Luc Shan, 92 ans, le cow-boy infatigable du snack Lucky Luke
Cela fait plus d’un demi-siècle que Luc Shan se rend chaque jour à son snack Lucky Luke, situé en plein cœur de Papeete. À 92 ans, il se lève encore à 4 heures du matin pour préparer les crêpes maison et autres beignets frits dont raffolent les habitués. Hommes de Polynésie est parti à sa rencontre.
S’il s’appuie parfois un peu sur sa canne depuis quelque temps, Luc Shan a encore bon pied, bon œil à plus de 90 ans. Et s’il y a bien une chose qui ne change pas depuis toutes ces années, c’est son sourire aux lèvres et ses yeux pleins de malice.
« C’est mon fils George qui veut que je me serve de ma canne, ça le rassure. »
Originaire de Hong-Kong
Luc est né en 1933 à Tahiti dans une famille originaire de Chine. Son prénom, il le doit au jour de sa naissance, la Saint Luc.
« Mon père était originaire d’un petit village près de Hong Kong. Ils sont arrivés à quatre cousins à Tahiti avant la Première Guerre mondiale, vers 1910, je crois. Un est parti aux Marquises et mon père et deux de ses cousins sont restés à Tahiti. »
Pour vivre, son père ouvre un petit commerce d’alimentation dans le centre de Papeete. Luc va à l’école chinoise pendant quatre ans, puis à l’école Vienot.

« Pendant la Seconde Guerre mondiale, mon père voulait qu’on retourne en Chine, mais il n’y avait plus de bateau. Alors on est restés.
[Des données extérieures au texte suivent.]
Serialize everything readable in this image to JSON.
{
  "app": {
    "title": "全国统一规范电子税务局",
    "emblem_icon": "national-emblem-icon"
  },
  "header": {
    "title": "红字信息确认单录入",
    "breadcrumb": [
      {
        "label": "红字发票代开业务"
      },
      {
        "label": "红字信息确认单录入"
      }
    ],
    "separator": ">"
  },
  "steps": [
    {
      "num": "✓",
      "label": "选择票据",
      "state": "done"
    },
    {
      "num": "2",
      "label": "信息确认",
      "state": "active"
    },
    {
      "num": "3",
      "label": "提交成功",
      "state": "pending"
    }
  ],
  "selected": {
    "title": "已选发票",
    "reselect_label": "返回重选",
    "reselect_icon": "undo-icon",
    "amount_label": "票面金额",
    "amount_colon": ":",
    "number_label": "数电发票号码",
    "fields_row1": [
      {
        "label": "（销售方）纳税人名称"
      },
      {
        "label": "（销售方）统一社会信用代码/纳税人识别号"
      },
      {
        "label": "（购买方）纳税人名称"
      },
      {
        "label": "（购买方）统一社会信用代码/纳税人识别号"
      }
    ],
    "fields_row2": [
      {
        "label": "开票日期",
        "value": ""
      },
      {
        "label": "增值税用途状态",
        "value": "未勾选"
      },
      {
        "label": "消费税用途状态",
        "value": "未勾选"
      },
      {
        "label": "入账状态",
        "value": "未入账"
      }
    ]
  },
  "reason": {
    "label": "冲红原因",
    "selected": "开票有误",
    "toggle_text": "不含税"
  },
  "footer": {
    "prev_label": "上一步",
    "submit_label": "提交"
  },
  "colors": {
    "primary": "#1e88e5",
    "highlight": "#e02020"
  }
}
Je suis ensuite allé à l’école des Frères. J’ai eu mon certificat d’études, mais après il a fallu que je travaille, alors je n’ai pas pu continuer. Je regrette un peu, mais il fallait aussi aider mon père, il fallait laver, couper les légumes… »
Des débuts dans la menuiserie
Luc commence à travailler comme menuisier. Il fabrique des meubles, des tabourets, des étagères.
« À l’époque, il n’y avait pas beaucoup de produits d’importation, alors il fallait fabriquer nous-mêmes les choses. J’aimais bien cela. »
Une ancienne charcuterie-boucherie
En 1960, il se marie et ouvre à son tour un petit magasin. En 1975, la petite charcuterie-boucherie près du marché est à vendre. Luc décide de l’acheter et de la transformer en snack.
« Le local était bien situé, à côté du marché, c’était pratique pour se fournir. Ma femme m’aidait, elle savait très bien faire les pai. Moi, j’avais appris à cuisiner avec mon père. J’ai fait l’aménagement du snack, j’ai fabriqué les tabourets, les étagères, qui sont toujours là… »
Un nom qui marque
Luc fait appel à un ouvrier pour la devanture. Il pense d’abord appeler son snack tout simplement Luc. Mais le peintre lui propose autre chose.
« Le peintre m’a dit que ça ne sonnait pas bien et il m’a proposé de le nommer Lucky Luke, comme le cow-boy de la bande dessinée. J’ai dit d’accord, et il a inscrit Snack Lucky Luke. »

Cinquante ans plus tard, la devanture, un peu défraîchie, affiche toujours Lucky Luke. Devant, Luc n’y gare plus sa vieille Mercedes, qui lui a fait office de Jolly Jumper pendant des années.
« Mon fils George ne veut plus que je conduise, à mon âge. »
À l’intérieur du snack, la déco n’a pas changé, seuls les calendriers de vahine et les posters des Miss Tahiti ont suivi la mode. Les habitués viennent s’asseoir sur les historiques tabourets pour déguster les casse-croûtes ou délicieux pai maison, réputés pour être parmi les meilleurs de Polynésie, et surtout, ils viennent profiter de l’ambiance familiale et du lieu hors du temps aux airs de Tahiti d’antan.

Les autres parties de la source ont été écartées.